Befürworter und Gegner diskutieren im Zeughaus über den Umgang mit Killerspielen. Sie waren sich in vielen Punkten nicht einig. Klar ist aber: Die Diskussionen rund um die Spiele haben viele mit Reibung zwischen Jungen und Alten zu tun.

«Ist eine Welt ohne Killergames eine bessere Welt?» Mit dieser Frage eröffnete Moderator Detlef Vögeli am Montagabend die Diskussionsrunde zu «Gewalt in Computerspielen: Macht virtuelles Töten gewalttätig?» Seine Gesprächspartner im Zeughaus Lenzburg, in der Ausstellung «Home», waren der Jugendpsychologe Allan Guggenbühl, der Berner SP-Grossrat Roland Näf und Thomas Riediker, Präsident des Vereins «Game-Rights».

Weniger Gewalt, mehr Mitgefühl

Näf, der 2007 eine Standesinitiative zum «Verbot von Killerspielen» eingereicht hatte, geht davon aus, dass in einer «Welt ohne Killergames» die Gewalt ab- und das Mitgefühl zunimmt. Guggenbühl hatte zwar Verständnis, dass «uns die Jugendgewalt besorgt». Killerspiele aber erachtet er nicht als Ursache für die «grässlichen Vorfälle», die sich in jüngster Zeit ereignet hatten. Viel wichtiger, meint er, sei bei solchen Gewalttaten das soziale Umfeld. Er nennt als typischen und wichtigsten Faktor das Aufwachsen in einem schwierigen Milieu. «Wenn zu Hause niemand schaut und auch Lehrpersonen wegschauen», dann seien Jugendliche besonders gefährdet.

«Niemand», entgegnete Näf, «würde behaupten, dass solche Gewalttaten auf einen einzigen Faktor zurückzuführen sind. Killerspiele hingegen wirken als Verstärker und sind eine Trainingsmöglichkeit.» Das wiederum wollte Gamer Riediker so nicht stehen lassen: «Solche Spiele sind keine Trainingsspiele.» Der physische Aspekt fehle. Eine Waffe sei schwer. Anders als beim Computerspiel müsse man eine Waffe halten und handhaben können.

Für die meisten unproblematisch

Punkte aber erhalte man bei diesen Spielen fürs Töten von Menschen, blieb Näf beharrlich. Riediker hielt dagegen, dass die Spiele eine Story hätten. Wie beim Lesen eines Buches erlebe der Spieler in einer fiktiven Welt ein Abenteuer. Und: «Punkte erhält der Spieler mit dem fortschreitenden Erfüllen einer Mission.» Die Grenze zwischen Realität und Fiktion zieht auch Guggenbühl. Er betrachtet es als Fortschritt, wenn Gewalt statt real lediglich auf einer symbolischen Ebene im Spiel geschieht: «Diese Art von Freizeitbeschäftigung, bei der man Aggressionen abreagieren kann, ist für die meisten unproblematisch.»

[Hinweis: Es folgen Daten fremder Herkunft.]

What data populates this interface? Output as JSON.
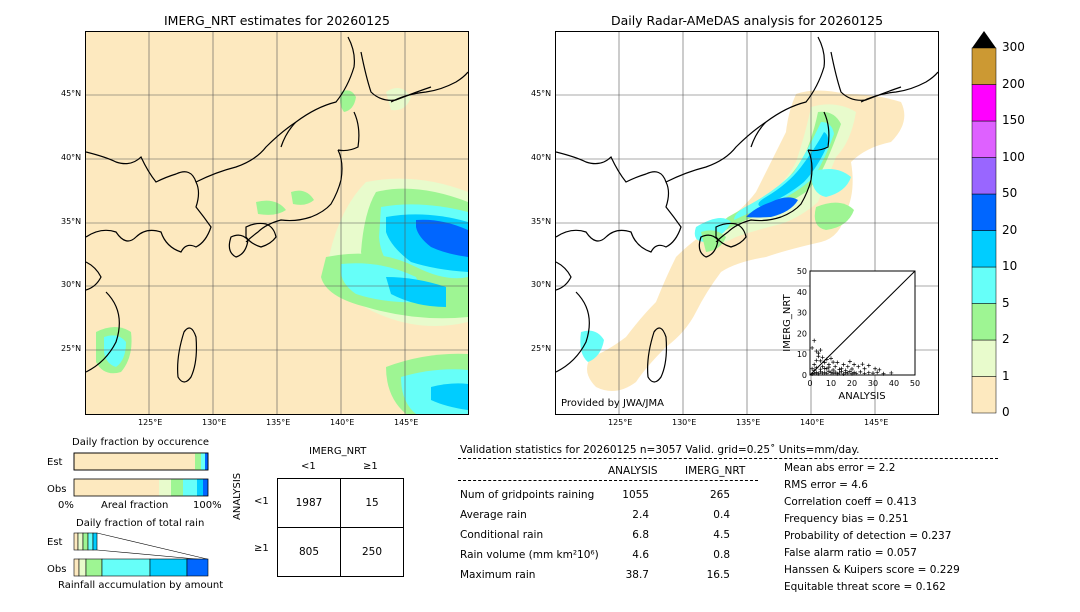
{
  "left_map": {
    "title": "IMERG_NRT estimates for 20260125",
    "lat_ticks": [
      "45°N",
      "40°N",
      "35°N",
      "30°N",
      "25°N"
    ],
    "lon_ticks": [
      "125°E",
      "130°E",
      "135°E",
      "140°E",
      "145°E"
    ]
  },
  "right_map": {
    "title": "Daily Radar-AMeDAS analysis for 20260125",
    "lat_ticks": [
      "45°N",
      "40°N",
      "35°N",
      "30°N",
      "25°N"
    ],
    "lon_ticks": [
      "125°E",
      "130°E",
      "135°E",
      "140°E",
      "145°E"
    ],
    "credit": "Provided by JWA/JMA"
  },
  "colorbar": {
    "labels": [
      "0",
      "1",
      "2",
      "5",
      "10",
      "20",
      "50",
      "100",
      "150",
      "200",
      "300"
    ],
    "colors": [
      "#fde9bf",
      "#e8fbcc",
      "#9ef593",
      "#66fff9",
      "#00cdff",
      "#0066ff",
      "#9966ff",
      "#de61ff",
      "#ff00ff",
      "#cc9933"
    ],
    "extend_color": "#000000"
  },
  "fraction_occurrence": {
    "title": "Daily fraction by occurence",
    "est_label": "Est",
    "obs_label": "Obs",
    "axis_left": "0%",
    "axis_mid": "Areal fraction",
    "axis_right": "100%"
  },
  "fraction_total": {
    "title": "Daily fraction of total rain",
    "est_label": "Est",
    "obs_label": "Obs",
    "axis_label": "Rainfall accumulation by amount"
  },
  "contingency": {
    "title": "IMERG_NRT",
    "col_lt": "<1",
    "col_ge": "≥1",
    "row_axis": "ANALYSIS",
    "row_lt": "<1",
    "row_ge": "≥1",
    "cells": [
      [
        "1987",
        "15"
      ],
      [
        "805",
        "250"
      ]
    ]
  },
  "validation": {
    "header": "Validation statistics for 20260125  n=3057 Valid. grid=0.25˚ Units=mm/day.",
    "col_analysis": "ANALYSIS",
    "col_imerg": "IMERG_NRT",
    "rows": [
      {
        "label": "Num of gridpoints raining",
        "analysis": "1055",
        "imerg": "265"
      },
      {
        "label": "Average rain",
        "analysis": "2.4",
        "imerg": "0.4"
      },
      {
        "label": "Conditional rain",
        "analysis": "6.8",
        "imerg": "4.5"
      },
      {
        "label": "Rain volume (mm km²10⁶)",
        "analysis": "4.6",
        "imerg": "0.8"
      },
      {
        "label": "Maximum rain",
        "analysis": "38.7",
        "imerg": "16.5"
      }
    ],
    "scores": [
      "Mean abs error =    2.2",
      "RMS error =    4.6",
      "Correlation coeff =  0.413",
      "Frequency bias =  0.251",
      "Probability of detection =  0.237",
      "False alarm ratio =  0.057",
      "Hanssen & Kuipers score =  0.229",
      "Equitable threat score =  0.162"
    ]
  },
  "chart_data": {
    "type": "scatter",
    "xlabel": "ANALYSIS",
    "ylabel": "IMERG_NRT",
    "xlim": [
      0,
      50
    ],
    "ylim": [
      0,
      50
    ],
    "x_ticks": [
      "0",
      "10",
      "20",
      "30",
      "40",
      "50"
    ],
    "y_ticks": [
      "0",
      "10",
      "20",
      "30",
      "40",
      "50"
    ],
    "points": [
      [
        1,
        0.5
      ],
      [
        2,
        0.8
      ],
      [
        3,
        1.2
      ],
      [
        4,
        0.6
      ],
      [
        5,
        1.5
      ],
      [
        6,
        0.9
      ],
      [
        7,
        1.1
      ],
      [
        8,
        0.7
      ],
      [
        9,
        1.8
      ],
      [
        10,
        1.2
      ],
      [
        11,
        0.8
      ],
      [
        12,
        1.4
      ],
      [
        13,
        0.6
      ],
      [
        14,
        1.0
      ],
      [
        15,
        1.6
      ],
      [
        16,
        0.5
      ],
      [
        17,
        1.3
      ],
      [
        18,
        0.9
      ],
      [
        19,
        1.7
      ],
      [
        20,
        0.6
      ],
      [
        21,
        1.2
      ],
      [
        22,
        0.8
      ],
      [
        24,
        1.5
      ],
      [
        26,
        0.7
      ],
      [
        28,
        1.1
      ],
      [
        30,
        0.9
      ],
      [
        32,
        1.3
      ],
      [
        35,
        0.6
      ],
      [
        38.7,
        1.0
      ],
      [
        1,
        3
      ],
      [
        2,
        5
      ],
      [
        3,
        7
      ],
      [
        4,
        9
      ],
      [
        5,
        12
      ],
      [
        6,
        4
      ],
      [
        7,
        6
      ],
      [
        8,
        3
      ],
      [
        9,
        5
      ],
      [
        10,
        8
      ],
      [
        12,
        4
      ],
      [
        13,
        6
      ],
      [
        15,
        3
      ],
      [
        16,
        5
      ],
      [
        18,
        4
      ],
      [
        19,
        6.5
      ],
      [
        21,
        5
      ],
      [
        23,
        4
      ],
      [
        26,
        3
      ],
      [
        28,
        4.5
      ],
      [
        31,
        3
      ],
      [
        33,
        2.5
      ],
      [
        2,
        2.2
      ],
      [
        3,
        3.5
      ],
      [
        5,
        2.8
      ],
      [
        7,
        3.2
      ],
      [
        11,
        2.4
      ],
      [
        14,
        2.7
      ],
      [
        17,
        2.2
      ],
      [
        20,
        2.9
      ],
      [
        4,
        10.5
      ],
      [
        6,
        8.5
      ],
      [
        2,
        16.5
      ],
      [
        1,
        13
      ],
      [
        8,
        7.5
      ],
      [
        11,
        6.2
      ],
      [
        3,
        11.5
      ],
      [
        5,
        6.8
      ],
      [
        9,
        3.8
      ],
      [
        25,
        5.2
      ]
    ],
    "diagonal": true
  }
}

Massnahmen zum Jugendschutz

Macht es somit wenig Sinn, Verbote für Killerspiele zu fordern? Riediker, der sich ganz klar gegen ein absolutes Verbot für Killerspiele wie etwa «Call of Duty», «Counterstrike» oder «Battlefield» ausspricht, befürwortet dennoch Altersbeschränkungen nach Pegi (Pan European Game Information). Pegi ist ein europaweites System mit Altersempfehlung und Inhaltsbeurteilung. Hersteller und Händler in der Schweiz haben sich freiwillig verpflichtet, die Pegi-Einstufungen beim Verkauf einzuhalten.

Trotzdem aber geht Riediker einen Schritt weiter und fordert: «Die Grundsätze von Pegi sollten gesetzlich verankert werden.» In diesem Punkt finden sich denn auch Gegner und Befürworter von Killerspielen. Näf, der es zunächst als Erfolg wertet, dass dank der Diskussion rund um die Initiative der Verkauf von Killerspielen eingeschränkt wurde, sieht von einem absoluten Verbot ab. Trotz allem aber betont er: «Es gibt keinen strafrechtlichen Entscheid zum Jugendschutz.»

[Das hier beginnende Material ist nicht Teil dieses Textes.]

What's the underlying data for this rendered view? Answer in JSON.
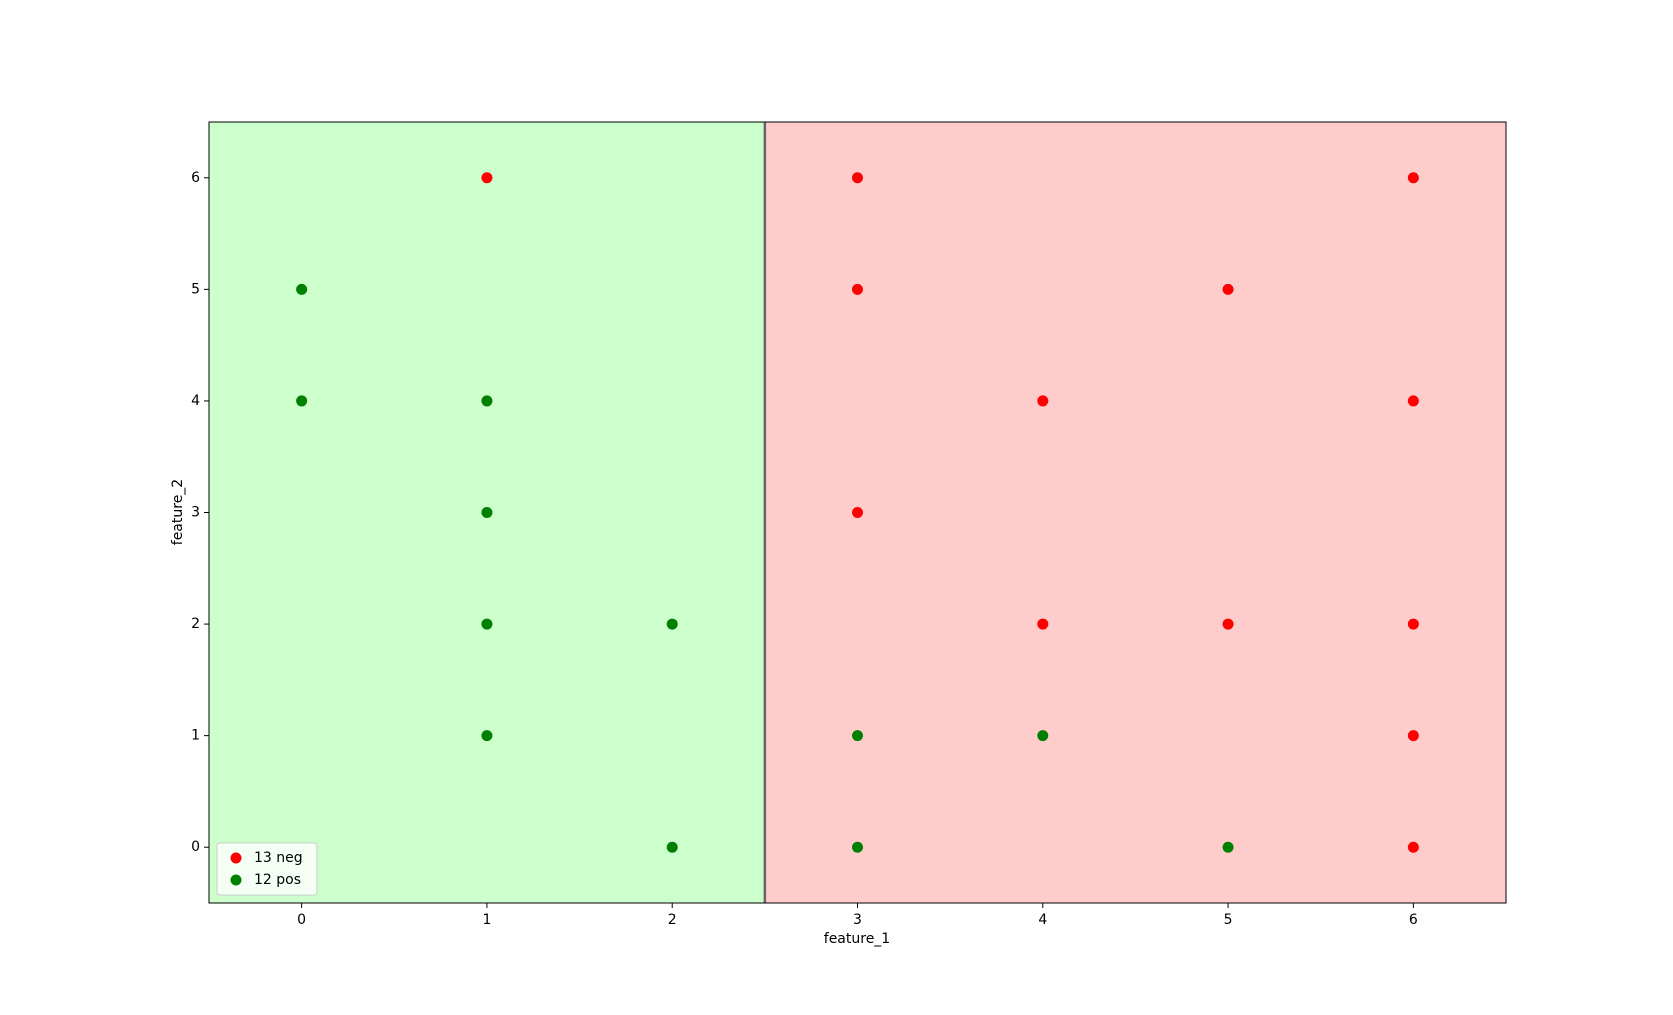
{
  "chart_data": {
    "type": "scatter",
    "xlabel": "feature_1",
    "ylabel": "feature_2",
    "xlim": [
      -0.5,
      6.5
    ],
    "ylim": [
      -0.5,
      6.5
    ],
    "xticks": [
      0,
      1,
      2,
      3,
      4,
      5,
      6
    ],
    "yticks": [
      0,
      1,
      2,
      3,
      4,
      5,
      6
    ],
    "split": {
      "x": 2.5,
      "left_color": "#ccffcc",
      "right_color": "#ffcccc",
      "line_color": "#666666"
    },
    "legend": "lower left",
    "series": [
      {
        "name": "13 neg",
        "color": "#ff0000",
        "x": [
          1,
          3,
          6,
          3,
          5,
          4,
          6,
          3,
          4,
          5,
          6,
          6,
          6
        ],
        "y": [
          6,
          6,
          6,
          5,
          5,
          4,
          4,
          3,
          2,
          2,
          2,
          1,
          0
        ]
      },
      {
        "name": "12 pos",
        "color": "#008000",
        "x": [
          0,
          0,
          1,
          1,
          1,
          2,
          1,
          3,
          4,
          2,
          3,
          5
        ],
        "y": [
          5,
          4,
          4,
          3,
          2,
          2,
          1,
          1,
          1,
          0,
          0,
          0
        ]
      }
    ]
  }
}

Streit zwischen Generationen

Auf die Publikumsfrage schliesslich, weshalb Killerspiele immer wieder zu Diskussionen führen, haben Guggenbühl und Näf die gleiche Antwort. Für Näf sind «der Streit gut und die Reibung nötig» und Guggenbühl meint: «Generationen müssen sich gegenseitig aufregen.» Sie sind sich aber auch einig, dass Erwachsene klare Grenzen setzen müssen.

Ausstellung«Home – willkommen im digitalen Leben» bis 27. November im Zeughaus Lenzburg.